Os aeroportos de grande tráfego são negócios privados, onde imperam as apertadas leis da concorrência da União Europeia. O financiamento público tem limites, que terão de ser ultrapassados em Alcochete, a acreditar nos números já tornados públicos pela Vinci, multinacional que detém a concessão dos aeroportos portugueses por mais 38 anos
“Em princípio, tudo indicia que estamos na presença de uma ajuda de Estado, porque eu suponho que, na prática, o Estado teria de financiar o projeto por valores muito elevados, que estão acima do limite permitido pela Comissão Europeia sem notificação prévia e aprovação obrigatória”, declara Miguel Troncoso Ferrer, advogado especializado em Ajudas de Estado, com escritório permanente em Bruxelas.
No máximo, a legislação europeia impõe um limite de 25 por cento, em relação ao total dos custos, à comparticipação pública de aeroportos comerciais de grande tráfego. Ora, as primeiras estimativas da multinacional francesa Vinci apontam para um custo global da obra de oito mil milhões, do qual só estará obrigada a financiar três mil milhões. O Estado terá de entrar com mais de 60 por cento, o que é claramente ilegal face ao Direito da Concorrência europeu.
Mas as ajudas de Estado vão para além da infraestrutura aeroportuária propriamente dita.

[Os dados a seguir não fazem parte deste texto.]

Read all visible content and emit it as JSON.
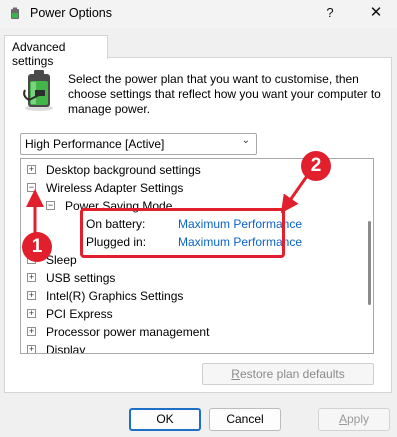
{
  "window": {
    "title": "Power Options",
    "help_glyph": "?",
    "close_glyph": "✕"
  },
  "tab": {
    "label": "Advanced settings"
  },
  "intro_text": "Select the power plan that you want to customise, then choose settings that reflect how you want your computer to manage power.",
  "plan_select": {
    "value": "High Performance [Active]"
  },
  "tree": {
    "items": [
      {
        "label": "Desktop background settings",
        "expander": "+"
      },
      {
        "label": "Wireless Adapter Settings",
        "expander": "−"
      },
      {
        "label": "Power Saving Mode",
        "expander": "−"
      },
      {
        "label": "On battery:",
        "value": "Maximum Performance"
      },
      {
        "label": "Plugged in:",
        "value": "Maximum Performance"
      },
      {
        "label": "Sleep",
        "expander": "+"
      },
      {
        "label": "USB settings",
        "expander": "+"
      },
      {
        "label": "Intel(R) Graphics Settings",
        "expander": "+"
      },
      {
        "label": "PCI Express",
        "expander": "+"
      },
      {
        "label": "Processor power management",
        "expander": "+"
      },
      {
        "label": "Display",
        "expander": "+"
      }
    ]
  },
  "annotations": {
    "marker_1": "1",
    "marker_2": "2",
    "color": "#e2202d"
  },
  "buttons": {
    "restore_prefix": "R",
    "restore_rest": "estore plan defaults",
    "ok": "OK",
    "cancel": "Cancel",
    "apply_prefix": "A",
    "apply_rest": "pply"
  }
}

A terceira ponta sobre o Tejo e os acessos rodoviários e ferroviários, como a linha de TGV, contam como ajudas de Estado. “Haverá que ter esses investimentos públicos em conta”, afima Miguel Troncoso Ferrer. “Há que ter em conta se a infraestrutura em questão é dedicada, quer dizer, se serve unicamente o aeroporto, caso em que terão de ser contabilizados na íntegra”. No caso de servirem mais finalidades, apenas uma parte será contabilizada, de acordo com as regras estabelecidas nos manuais comunitários. “O custo da ponte, da linha férrea ou da estrada que chega ao aeroporto, se também serve outra finalidade, deve ser corrigido em baixa na contabilidade das ajudas de Estado, porque não beneficia apenas o operador do aeroporto”, esclarece o perito.
A ameaça de Santarém
O especialista confirma a alegação do eurodeputado romeno Adrian-George Axinia, do Grupo de Conservadores e Reformistas. Como ontem avançou a CNN, este deputado escreveu à União Europeia lembrando que os terrenos do Campo de Tiro de Alcochete são uma ajuda de Estado. “Se o Estado cede terrenos públicos a um operador privado, para que neles faça uma infraestrutura ou desenvolva a sua empresa, isso é uma ajuda pública também”, sentencia Troncoso Ferrer.

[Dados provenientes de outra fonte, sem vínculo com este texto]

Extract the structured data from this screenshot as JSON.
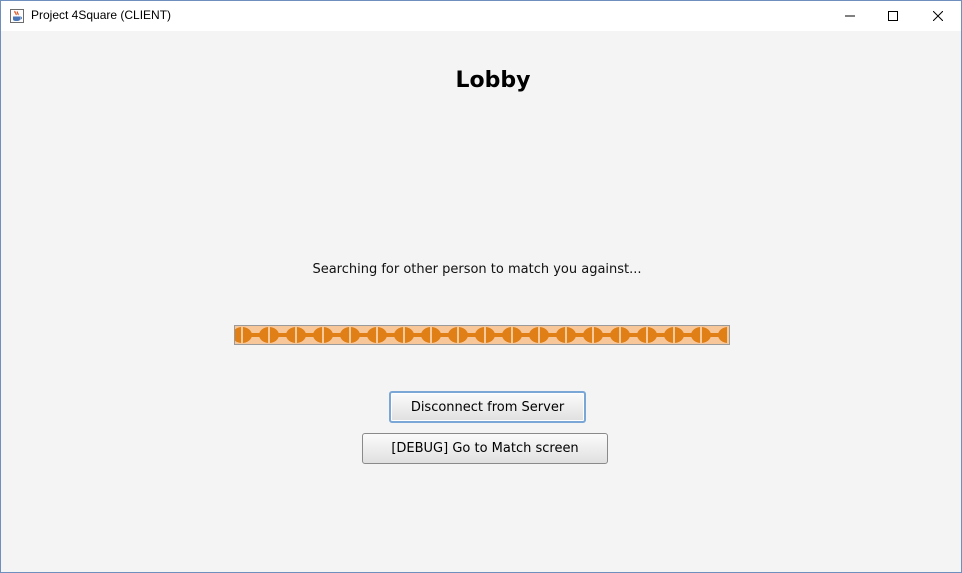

As ajudas de Estado são um regime excecional que tem como primeiro objetivo resolver falhas de mercado e viabilizar projetos de interesse público que não são suficientemente atraentes para investidores privados. É por isso que os promotores de um aeroporto em Santarém têm uma palavra a dizer nas contas e na decisão da Comissão Europeia. “Se se demonstra que há alternativas de financiamento privado, ou que há promotores privados dispostos a cobrir os custos por inteiro, isso terá de ser levado em linha de conta para avaliar a proporcionalidade do financiamento público ao aeroporto em Alcochete”, esclarece o advogado espanhol há muitos anos habituado aos corredores de Bruxelas. “Nesse caso é provável que a Comissão seja mais exigente e diga: “Não. Só permito ao Estado português que financie abaixo dos 25 por cento”, sempre dos custos globais do projeto – e não unicamente da obra aeroportuária.